Hikmah yang dapat kita petik:
Satu, Tuhan meski kehadiran-Nya tidak dapat dilihat dengan kasat mata, “tidak rela orang pilihan dan utusan-Nya diperlakukan seenaknya” oleh Harun dan Miryam karena rasa iri hati mereka. Dia yang hadir dalam rupa tiang awan, memanggil Musa, Harun dan Miryam ke dalam kemah, serta menyatakan dengan jelas bahwa Dia memilih Musa sebagai utusan-Nya. Hendaknya kita menyadari dan mau mengakui bahwa pilihan Tuhan tidak bisa direbut oleh orang lain.

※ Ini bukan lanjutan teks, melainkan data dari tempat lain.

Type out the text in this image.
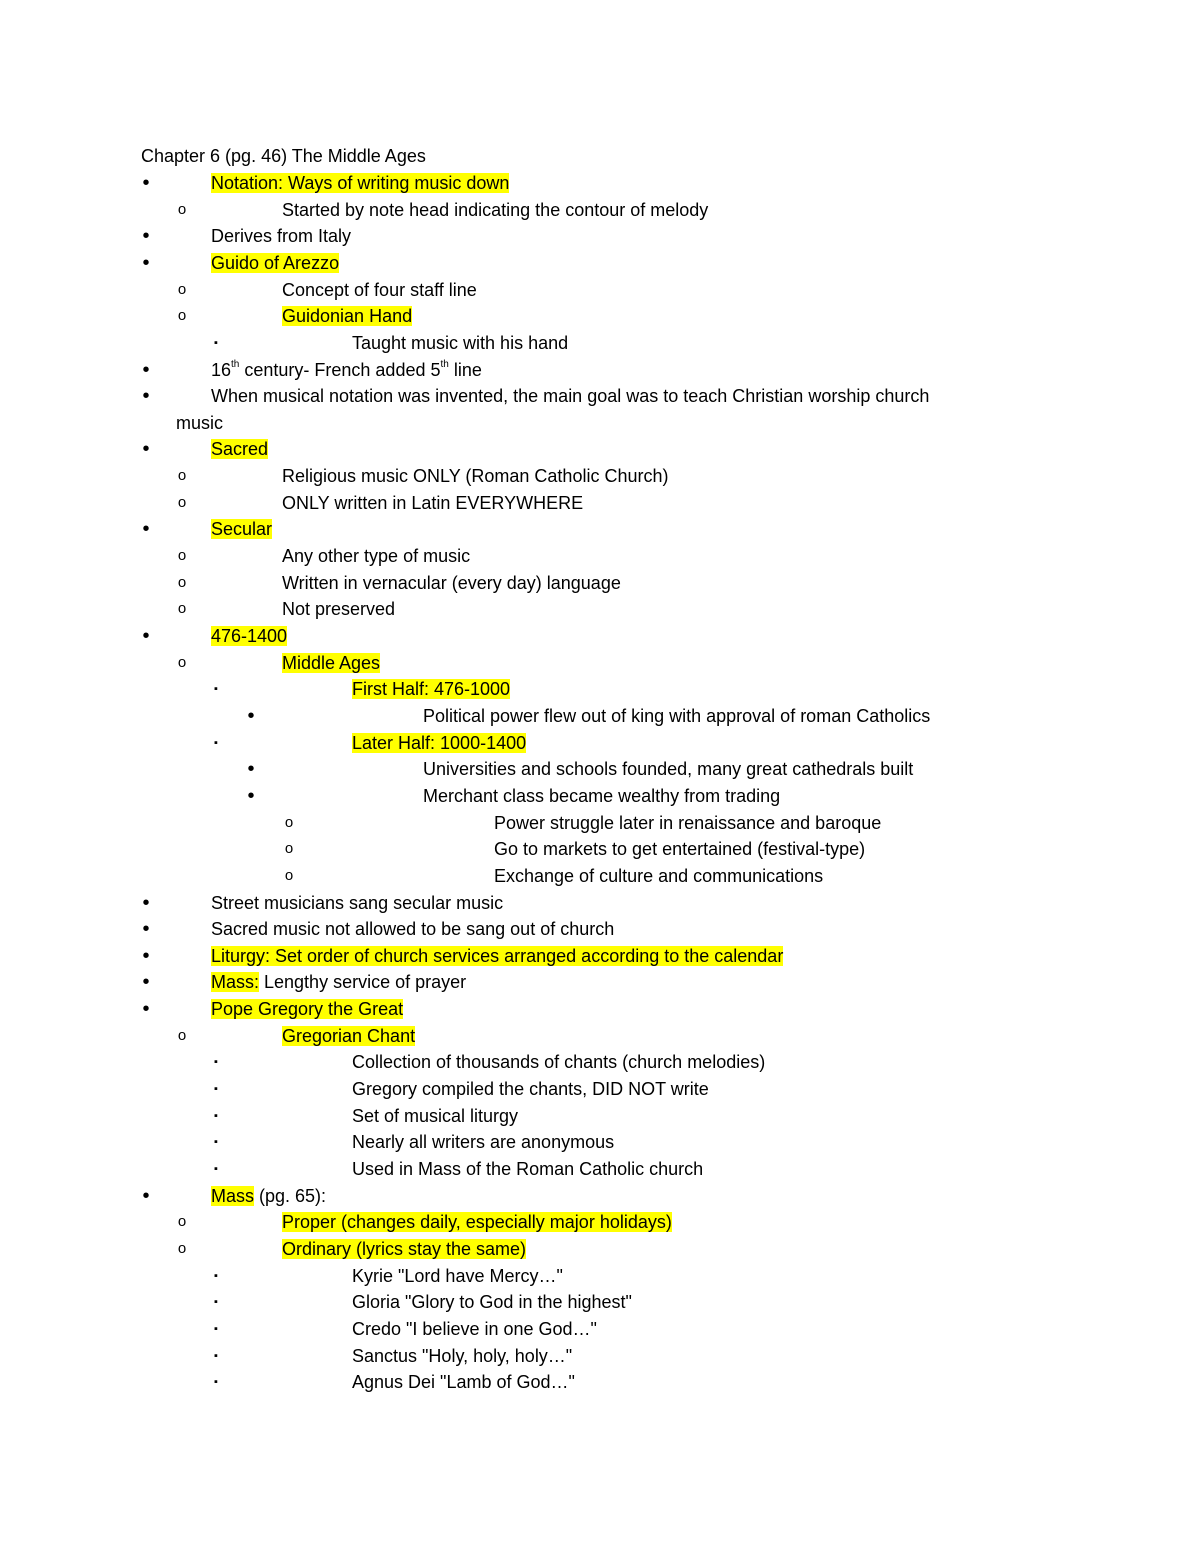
Chapter 6 (pg. 46) The Middle Ages
•	Notation: Ways of writing music down
o	Started by note head indicating the contour of melody
•	Derives from Italy
•	Guido of Arezzo
o	Concept of four staff line
o	Guidonian Hand
▪	Taught music with his hand
•	16th century- French added 5th line
•	When musical notation was invented, the main goal was to teach Christian worship church
music
•	Sacred
o	Religious music ONLY (Roman Catholic Church)
o	ONLY written in Latin EVERYWHERE
•	Secular
o	Any other type of music
o	Written in vernacular (every day) language
o	Not preserved
•	476-1400
o	Middle Ages
▪	First Half: 476-1000
•	Political power flew out of king with approval of roman Catholics
▪	Later Half: 1000-1400
•	Universities and schools founded, many great cathedrals built
•	Merchant class became wealthy from trading
o	Power struggle later in renaissance and baroque
o	Go to markets to get entertained (festival-type)
o	Exchange of culture and communications
•	Street musicians sang secular music
•	Sacred music not allowed to be sang out of church
•	Liturgy: Set order of church services arranged according to the calendar
•	Mass: Lengthy service of prayer
•	Pope Gregory the Great
o	Gregorian Chant
▪	Collection of thousands of chants (church melodies)
▪	Gregory compiled the chants, DID NOT write
▪	Set of musical liturgy
▪	Nearly all writers are anonymous
▪	Used in Mass of the Roman Catholic church
•	Mass (pg. 65):
o	Proper (changes daily, especially major holidays)
o	Ordinary (lyrics stay the same)
▪	Kyrie "Lord have Mercy…"
▪	Gloria "Glory to God in the highest"
▪	Credo "I believe in one God…"
▪	Sanctus "Holy, holy, holy…"
▪	Agnus Dei "Lamb of God…"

Dua, Yesus pergi dan mendekat ke arah para rasul-Nya yang ada di tengah laut yang sedang bergelombang. Dia tidak rela mereka tenggelam dan meredakan angin ribut dan ombak besar. Peristiwa itu mendorong orang untuk mengakui bahwa Dia adalah Anak Allah. Pengakuan orang bahwa dia/kita ini orang baik, terjadi bukan pertama-tama karena banyaknya kata-kata manis, tetapi karena perbuatan yang membawa keselamatan/kebahagiaan bagi sesama. Amin.